“Stay with Dad,” I say. “I’ve got people here. Tex comes when he can. And there’s this guy, Benji. He’s coming. He brought me pizza last night. He’s the guy they were beating on when I got to the bar.”
She’s quiet for a second. “That’s a long drive to bring food to a man you just met.” Mama doesn’t miss much. She never has. “Tell him thank you from me.”
“I’ll tell him, Mama. Get some rest today if you can. Call me tomorrow.”
“I love you, Mickey.”
“I love you too.”
After breakfast, Dr. Raleigh comes for rounds. She’s a small woman with dark hair pulled back tight and a face trained to deliver information without coloring it with personal feeling. I respect that. I do the same on the job. You learn to say “we’re investigating all possibilities” with a face that doesn’t tell the family what you actually think.

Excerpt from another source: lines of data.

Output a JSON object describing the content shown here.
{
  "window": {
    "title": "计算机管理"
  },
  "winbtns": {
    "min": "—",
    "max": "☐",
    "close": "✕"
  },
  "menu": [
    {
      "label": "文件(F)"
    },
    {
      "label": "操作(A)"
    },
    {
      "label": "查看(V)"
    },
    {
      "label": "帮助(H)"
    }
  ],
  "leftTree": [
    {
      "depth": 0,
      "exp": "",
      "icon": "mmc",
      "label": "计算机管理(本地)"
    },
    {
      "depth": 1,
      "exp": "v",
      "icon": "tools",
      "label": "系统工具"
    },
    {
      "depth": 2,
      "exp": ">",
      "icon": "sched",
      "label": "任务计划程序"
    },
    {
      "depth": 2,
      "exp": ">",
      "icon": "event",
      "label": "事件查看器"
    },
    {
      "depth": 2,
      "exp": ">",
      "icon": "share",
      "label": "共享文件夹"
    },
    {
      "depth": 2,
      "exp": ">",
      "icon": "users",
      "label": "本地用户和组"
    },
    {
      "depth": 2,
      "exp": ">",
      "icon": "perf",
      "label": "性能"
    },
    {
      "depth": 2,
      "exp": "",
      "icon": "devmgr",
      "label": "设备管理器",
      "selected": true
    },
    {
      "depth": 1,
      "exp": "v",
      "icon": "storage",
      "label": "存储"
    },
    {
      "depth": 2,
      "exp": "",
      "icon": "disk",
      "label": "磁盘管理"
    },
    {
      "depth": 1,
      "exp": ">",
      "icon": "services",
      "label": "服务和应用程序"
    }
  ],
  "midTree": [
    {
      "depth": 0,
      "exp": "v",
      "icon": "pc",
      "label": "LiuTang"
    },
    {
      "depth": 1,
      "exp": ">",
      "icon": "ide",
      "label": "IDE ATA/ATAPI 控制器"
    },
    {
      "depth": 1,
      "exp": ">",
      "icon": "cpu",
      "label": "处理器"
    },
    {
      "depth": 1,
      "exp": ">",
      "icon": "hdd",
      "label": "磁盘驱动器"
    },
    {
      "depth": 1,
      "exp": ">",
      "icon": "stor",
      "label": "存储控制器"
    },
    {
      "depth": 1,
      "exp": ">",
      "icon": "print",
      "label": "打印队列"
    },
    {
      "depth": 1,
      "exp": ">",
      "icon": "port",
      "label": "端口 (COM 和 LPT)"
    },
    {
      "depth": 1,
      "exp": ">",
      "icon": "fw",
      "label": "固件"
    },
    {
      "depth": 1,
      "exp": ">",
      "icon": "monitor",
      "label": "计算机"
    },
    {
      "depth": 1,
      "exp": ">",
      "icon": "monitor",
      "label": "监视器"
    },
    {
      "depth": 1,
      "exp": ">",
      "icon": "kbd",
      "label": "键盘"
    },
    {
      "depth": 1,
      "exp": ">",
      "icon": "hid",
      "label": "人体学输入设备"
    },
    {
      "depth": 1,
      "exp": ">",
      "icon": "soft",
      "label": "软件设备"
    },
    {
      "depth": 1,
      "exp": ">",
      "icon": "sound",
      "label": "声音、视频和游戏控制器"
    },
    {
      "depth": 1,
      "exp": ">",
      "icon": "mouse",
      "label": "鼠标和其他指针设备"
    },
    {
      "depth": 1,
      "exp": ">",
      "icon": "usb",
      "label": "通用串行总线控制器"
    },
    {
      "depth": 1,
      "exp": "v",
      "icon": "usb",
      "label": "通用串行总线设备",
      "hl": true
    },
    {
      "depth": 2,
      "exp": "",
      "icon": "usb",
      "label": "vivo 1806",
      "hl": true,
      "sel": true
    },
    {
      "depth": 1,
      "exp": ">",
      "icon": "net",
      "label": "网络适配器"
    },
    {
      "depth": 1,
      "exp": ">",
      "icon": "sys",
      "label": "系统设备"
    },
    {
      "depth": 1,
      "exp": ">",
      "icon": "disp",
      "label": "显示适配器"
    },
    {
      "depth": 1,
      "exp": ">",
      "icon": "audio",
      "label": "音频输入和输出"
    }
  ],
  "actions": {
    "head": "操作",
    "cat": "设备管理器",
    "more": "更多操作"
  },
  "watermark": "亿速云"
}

“Good morning, Officer Weaver,” she says. “How are we feeling today?”
“Like I’ve been in a hospital bed for five days and would trade my badge for a shower that lasts longer than four minutes.”
She smiles the doctor smile, that acknowledges you’re trying to stay upbeat when the facts aren’t great.
“The imaging from yesterday looks encouraging,” she says. “The swelling is responding to the anti-inflammatories. We’re seeing measurable reduction, which is what we want. It’s moving in the right direction. That’s what we see in patients who recover function. The fact that it’s responding at all is a positive sign.”
“I hear a ‘but’ coming,” I say.
“Well... the rate of reduction is slower than we’d typically hope to see at this stage. That doesn’t mean it won’t continue. It means the timeline is longer than we initially projected. We’re talking weeks rather than days before we can do a full assessment. This isn’t a static injury, Mickey. It’s changing. That matters. I know that’s not what you want to hear.”
“You’re right. What I want to hear is that I’m going to walk again, Dr. Raleigh. Can you tell me that?”
Her face stays neutral. She’s good. But I’m a cop who’s spent years reading faces, and I catch the half-second delay before she answers, the tiny hesitation of a doctor deciding how much hope to hand out.
“I can tell you that the swelling is reducing and that your body is responding to treatment. We’ve seen patients with similar injuries make full recoveries. Every case is different and I won’t make a promise I can’t keep. What I can promise is that we’re doing everything possible.”
I’m days in already, with the best equipment and the best people, and they don’t know if I’ll walk again.
Dr. Raleigh checks a few things, makes notes and leaves.
At nine o’clock, the physical therapist comes along with his assistant. Eddie is a former college linebacker who is wider than I am, and gentle in a way that would be comforting if the things he’s gentle about weren’t so devastating to go through.
Today’s session involves what he calls a “transfer exercise,” which means he’s going to help me move from the bed to the wheelchair. Or that’s what he pretends we’re doing. He’s actually physically moving me. I’m not doing jack shit.
I’ve been avoiding the wheelchair. It’s been sitting against the wall since yesterday and I’ve been pretending it’s decorative, a piece of equipment meant for someone else.
Because once I’m in it, there’s no pretending any of this is temporary. But Eddie says it’s part of the process, that I need to start building upper body compensation, that the sooner I can move myself the sooner I get some independence back.
“Alright, Mickey, here’s what we’re going to do,” Eddie says, positioning the chair next to the bed and locking the wheels. “I’m going to support your upper body. Angela’s going to manage your legs. We’re going to pivot you as a unit. You’re not lifting anything, you’re not pushing anything, you’re just letting us move you. Sound good?”
Fuck no, it doesn’t.
It sounds like two strangers are going to carry me six inches sideways because I can’t do it myself. I’m a cop who chased suspects on foot and caught them most of the time. Now I need help getting from a bed to a chair that’s two feet away.
“Sounds great,” I say, because the only thing worse than needing help is taking out my frustrations on the very people trying to give it.
The transfer takes about forty-five seconds and it is the longest forty-five seconds of my life. Eddie lifts my upper body while Angela positions my legs. I watch them swing off the bed, heavy and limp.
They pivot me into the chair and my legs dangle until Angela arranges them on the footrests, positioning my feet like a mannequin’s feet in a department store window.
The whole time, Benji is in the back of my head. He could walk through that door right now and see me being lifted by two people, one of them a young woman, to move two feet from a bed to a wheelchair. I don’t want to be seen this way.
I’ve had a gun pointed at me a handful of times on the job. Every time I was scared but I could move. I could talk and think. Being scared when you can still act is a different kind of scared than this. I’d rather him never come back than see the reality of what my body actually is right now.
I’m seated in the wheelchair now. The seat is vinyl and it creaks under my weight. The armrests are cold under my palms and the world looks completely different from down here. For a second my body tilts forward just enough that my hands clamp down on the armrests on instinct, like I’m about to fall even though Eddie is still right there.